Бормотание людей замирает. Легкие свистят под ремнями ранцев. Мы на краю пустыни. Перед нами свистят взмахи кнутов смерти, сверкают ее трещащие сигналы. Ночь расплывается в неизведанном, Луна бросает известковую белизну на лица, глаза блестят как в жару.
Мы – привычные странники по посыпаемым снарядами полям и, все же, снова и снова дрожащие чужаки перед вратами смерти. Эти гранаты твердые и стальные, однако, они полны демонической жизни, коварные, ощупывающие кулаки ада. Они как странное, неминуемое опьянение, жужжание, увеличение, распухание и разбивание, вихрь, который разрывает мозг до дна бессознательных глубин; шумящие железные птицы, ревущие ураганы и жадные бестии. Их язык понятен каждому.
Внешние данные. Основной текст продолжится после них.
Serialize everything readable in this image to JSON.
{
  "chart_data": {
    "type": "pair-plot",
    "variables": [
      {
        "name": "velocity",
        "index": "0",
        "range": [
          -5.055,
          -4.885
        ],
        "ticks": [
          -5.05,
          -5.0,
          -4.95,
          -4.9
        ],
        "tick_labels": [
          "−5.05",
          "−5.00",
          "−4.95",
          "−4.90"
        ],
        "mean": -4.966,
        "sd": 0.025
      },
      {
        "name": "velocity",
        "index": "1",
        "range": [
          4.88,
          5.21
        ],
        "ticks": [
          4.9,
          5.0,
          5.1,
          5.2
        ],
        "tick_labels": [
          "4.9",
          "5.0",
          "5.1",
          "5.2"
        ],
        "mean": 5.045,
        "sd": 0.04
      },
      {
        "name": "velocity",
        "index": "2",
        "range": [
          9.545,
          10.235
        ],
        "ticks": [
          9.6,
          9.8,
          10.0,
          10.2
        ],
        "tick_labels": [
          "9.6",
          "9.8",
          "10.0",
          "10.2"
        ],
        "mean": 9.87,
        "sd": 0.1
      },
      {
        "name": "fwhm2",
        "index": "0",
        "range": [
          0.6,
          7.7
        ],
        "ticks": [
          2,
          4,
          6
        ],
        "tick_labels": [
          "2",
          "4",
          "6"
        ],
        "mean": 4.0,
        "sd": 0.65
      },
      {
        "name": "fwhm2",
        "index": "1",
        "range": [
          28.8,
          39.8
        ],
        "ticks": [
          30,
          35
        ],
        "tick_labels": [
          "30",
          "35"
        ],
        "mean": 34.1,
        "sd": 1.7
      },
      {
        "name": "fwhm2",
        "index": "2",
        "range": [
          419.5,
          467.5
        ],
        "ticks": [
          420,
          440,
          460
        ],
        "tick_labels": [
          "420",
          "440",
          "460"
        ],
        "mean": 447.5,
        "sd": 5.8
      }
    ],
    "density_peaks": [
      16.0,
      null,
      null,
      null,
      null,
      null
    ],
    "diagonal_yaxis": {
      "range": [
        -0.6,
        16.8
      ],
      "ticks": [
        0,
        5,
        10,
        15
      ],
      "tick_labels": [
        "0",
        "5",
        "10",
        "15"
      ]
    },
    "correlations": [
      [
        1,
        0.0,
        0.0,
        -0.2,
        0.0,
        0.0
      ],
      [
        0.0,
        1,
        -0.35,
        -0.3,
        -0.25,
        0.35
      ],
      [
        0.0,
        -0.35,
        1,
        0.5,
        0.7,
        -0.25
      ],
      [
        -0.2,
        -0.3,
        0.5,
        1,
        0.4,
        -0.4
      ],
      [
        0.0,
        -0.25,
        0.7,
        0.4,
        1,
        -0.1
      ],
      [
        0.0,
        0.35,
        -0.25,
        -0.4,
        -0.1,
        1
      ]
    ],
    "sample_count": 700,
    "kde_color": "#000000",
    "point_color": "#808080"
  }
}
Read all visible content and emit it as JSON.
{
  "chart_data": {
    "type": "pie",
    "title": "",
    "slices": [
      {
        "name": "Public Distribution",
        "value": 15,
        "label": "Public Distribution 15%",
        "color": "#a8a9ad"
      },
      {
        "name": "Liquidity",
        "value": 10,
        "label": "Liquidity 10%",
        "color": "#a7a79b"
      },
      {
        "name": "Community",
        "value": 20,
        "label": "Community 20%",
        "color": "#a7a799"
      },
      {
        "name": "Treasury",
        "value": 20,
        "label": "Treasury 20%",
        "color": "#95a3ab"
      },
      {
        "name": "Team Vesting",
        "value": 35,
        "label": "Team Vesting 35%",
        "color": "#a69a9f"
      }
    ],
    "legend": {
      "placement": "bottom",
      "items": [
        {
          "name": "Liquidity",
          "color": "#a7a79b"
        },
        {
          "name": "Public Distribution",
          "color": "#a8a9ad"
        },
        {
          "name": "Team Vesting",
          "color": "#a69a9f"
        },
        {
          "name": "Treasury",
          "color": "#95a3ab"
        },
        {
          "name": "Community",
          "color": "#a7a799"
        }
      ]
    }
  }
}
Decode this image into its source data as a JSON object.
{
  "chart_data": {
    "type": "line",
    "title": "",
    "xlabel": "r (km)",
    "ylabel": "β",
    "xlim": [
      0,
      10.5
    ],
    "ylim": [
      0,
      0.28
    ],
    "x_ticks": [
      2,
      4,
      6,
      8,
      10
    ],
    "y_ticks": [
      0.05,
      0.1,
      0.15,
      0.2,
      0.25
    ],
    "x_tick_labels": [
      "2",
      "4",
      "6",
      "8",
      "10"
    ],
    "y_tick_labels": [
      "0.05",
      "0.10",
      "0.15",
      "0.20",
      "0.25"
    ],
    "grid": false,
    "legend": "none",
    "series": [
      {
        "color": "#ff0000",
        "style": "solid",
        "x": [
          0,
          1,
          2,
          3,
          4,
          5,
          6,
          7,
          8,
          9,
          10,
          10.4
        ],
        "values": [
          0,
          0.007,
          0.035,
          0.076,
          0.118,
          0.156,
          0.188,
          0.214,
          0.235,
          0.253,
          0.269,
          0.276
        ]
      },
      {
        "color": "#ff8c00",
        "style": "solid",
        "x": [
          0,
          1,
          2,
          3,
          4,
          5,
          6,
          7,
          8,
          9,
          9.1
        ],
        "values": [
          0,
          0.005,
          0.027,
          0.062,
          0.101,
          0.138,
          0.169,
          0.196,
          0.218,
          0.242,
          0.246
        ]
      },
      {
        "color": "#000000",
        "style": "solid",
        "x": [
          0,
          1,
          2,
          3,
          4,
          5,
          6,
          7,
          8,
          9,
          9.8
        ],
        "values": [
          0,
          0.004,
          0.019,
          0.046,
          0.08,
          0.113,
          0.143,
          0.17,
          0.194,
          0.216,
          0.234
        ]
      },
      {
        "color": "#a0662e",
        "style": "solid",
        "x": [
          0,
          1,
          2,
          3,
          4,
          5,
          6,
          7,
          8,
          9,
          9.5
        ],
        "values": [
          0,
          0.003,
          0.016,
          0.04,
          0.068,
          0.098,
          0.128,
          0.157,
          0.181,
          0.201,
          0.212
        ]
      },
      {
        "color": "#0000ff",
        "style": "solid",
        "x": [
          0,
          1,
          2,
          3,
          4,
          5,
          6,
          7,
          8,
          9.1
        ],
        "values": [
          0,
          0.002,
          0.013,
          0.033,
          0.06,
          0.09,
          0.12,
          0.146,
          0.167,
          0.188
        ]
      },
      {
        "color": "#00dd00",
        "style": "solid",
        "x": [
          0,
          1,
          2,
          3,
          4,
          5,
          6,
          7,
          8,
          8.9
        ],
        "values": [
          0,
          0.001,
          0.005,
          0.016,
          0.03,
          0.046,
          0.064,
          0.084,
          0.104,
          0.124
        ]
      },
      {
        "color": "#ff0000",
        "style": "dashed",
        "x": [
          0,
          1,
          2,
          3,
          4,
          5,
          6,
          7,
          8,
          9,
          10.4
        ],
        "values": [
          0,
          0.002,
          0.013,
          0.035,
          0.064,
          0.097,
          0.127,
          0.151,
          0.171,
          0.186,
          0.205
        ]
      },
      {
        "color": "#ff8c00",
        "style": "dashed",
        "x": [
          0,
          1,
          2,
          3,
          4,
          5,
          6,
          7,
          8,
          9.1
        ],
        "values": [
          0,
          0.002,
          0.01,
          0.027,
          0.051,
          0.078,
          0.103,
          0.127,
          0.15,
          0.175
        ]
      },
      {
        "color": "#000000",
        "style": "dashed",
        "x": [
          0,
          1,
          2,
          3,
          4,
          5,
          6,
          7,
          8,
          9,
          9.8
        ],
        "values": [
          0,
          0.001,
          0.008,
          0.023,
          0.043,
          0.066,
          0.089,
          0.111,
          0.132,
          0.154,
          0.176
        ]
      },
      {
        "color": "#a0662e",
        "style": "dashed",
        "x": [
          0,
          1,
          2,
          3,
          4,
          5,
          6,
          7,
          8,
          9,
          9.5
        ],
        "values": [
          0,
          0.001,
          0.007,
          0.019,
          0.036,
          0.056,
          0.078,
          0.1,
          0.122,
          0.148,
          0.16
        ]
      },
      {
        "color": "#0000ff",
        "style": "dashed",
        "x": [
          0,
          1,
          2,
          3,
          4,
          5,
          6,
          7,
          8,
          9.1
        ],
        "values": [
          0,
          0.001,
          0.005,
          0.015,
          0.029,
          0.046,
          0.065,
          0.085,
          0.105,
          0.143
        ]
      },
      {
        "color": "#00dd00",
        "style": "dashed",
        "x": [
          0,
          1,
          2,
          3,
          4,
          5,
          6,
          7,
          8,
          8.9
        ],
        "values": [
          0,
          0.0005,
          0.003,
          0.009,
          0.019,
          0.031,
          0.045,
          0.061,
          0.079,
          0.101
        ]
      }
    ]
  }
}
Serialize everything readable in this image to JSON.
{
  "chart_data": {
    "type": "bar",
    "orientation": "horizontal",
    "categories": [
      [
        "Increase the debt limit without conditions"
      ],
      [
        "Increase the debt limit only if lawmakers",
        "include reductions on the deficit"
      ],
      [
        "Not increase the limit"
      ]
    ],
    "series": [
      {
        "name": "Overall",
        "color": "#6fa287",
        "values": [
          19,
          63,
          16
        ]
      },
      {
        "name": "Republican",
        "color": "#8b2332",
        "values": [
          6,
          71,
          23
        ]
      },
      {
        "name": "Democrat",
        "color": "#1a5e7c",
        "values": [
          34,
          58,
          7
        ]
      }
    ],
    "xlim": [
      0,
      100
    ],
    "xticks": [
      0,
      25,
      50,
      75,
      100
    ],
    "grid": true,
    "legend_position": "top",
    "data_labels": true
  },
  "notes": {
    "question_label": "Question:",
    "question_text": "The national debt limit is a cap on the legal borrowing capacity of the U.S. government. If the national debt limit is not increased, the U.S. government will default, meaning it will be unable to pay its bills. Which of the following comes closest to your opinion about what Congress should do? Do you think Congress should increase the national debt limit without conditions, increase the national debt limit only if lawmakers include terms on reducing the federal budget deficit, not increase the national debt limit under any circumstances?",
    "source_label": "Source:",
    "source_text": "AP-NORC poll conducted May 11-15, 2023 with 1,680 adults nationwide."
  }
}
Резкий смех неистовствует над нами, чтобы утихнуть вдали. Короткие маленькие огненные облака брызгают. Иногда шумящий книзу напор разбивается в бурной, ревущей ярости. Тогда свистящий рой осколков, зубчатых и угловатых, подметает воздух.
Мы обычно называем это опасной атмосферой, «толстым воздухом». К этому не может полностью привыкнуть ни один человек, даже самый смелый.
С тысячью членов просыпается в нас страх и скоро сгущается до чувства абсолютной силы. Если бы кто-то захотел дать его картину, то нельзя было бы выбрать лучше, чем картину этого ландшафта: черная, печальная долина, беспрерывно и болезненно прожигаемая горящими точками. Против этого не поможет никакое мужество, потому что опасность всюду, она не разоблачает себя, весь ландшафт кажется насыщенным ею. Неизвестное ужасно. Когда, где, как? Оно может появиться ежеминутно, совсем близко, дробя, надламывая, разрывая. То, в кого оно попадает, тот остается лежать, в то время как другие бегут дальше, не удостаивая павшего даже беглым взглядом. Ужасны крики одиноких умирающих, они прибывают из темноты с длинными паузами, и затихают, как крики животных, которые не знают, почему они должны страдать.
Снова и снова нужно спросить себя, что в этом мраке, в котором царит одно лишь чувство страха, о котором нельзя получить никакого представления, еще заставляет человека, собственно, идти вперед. Никто не падает на землю, чтобы тайком убежать; шатаясь, пыхтя и проклиная, каждый идет вперед. Что тут за побуждение, которое производит здесь еще движение, хотя никакой душевной силы тут больше нет? Наслаждение боем? Оно охватит нас завтра, когда мы увидим перед собой врага как существо из плоти и крови, но то, что происходит здесь, это настолько трезво и математически, как будто смерть использовала нас как функцию для уравнения. Это страшный расчет вероятностей, при котором личная сила не играет никакой роли.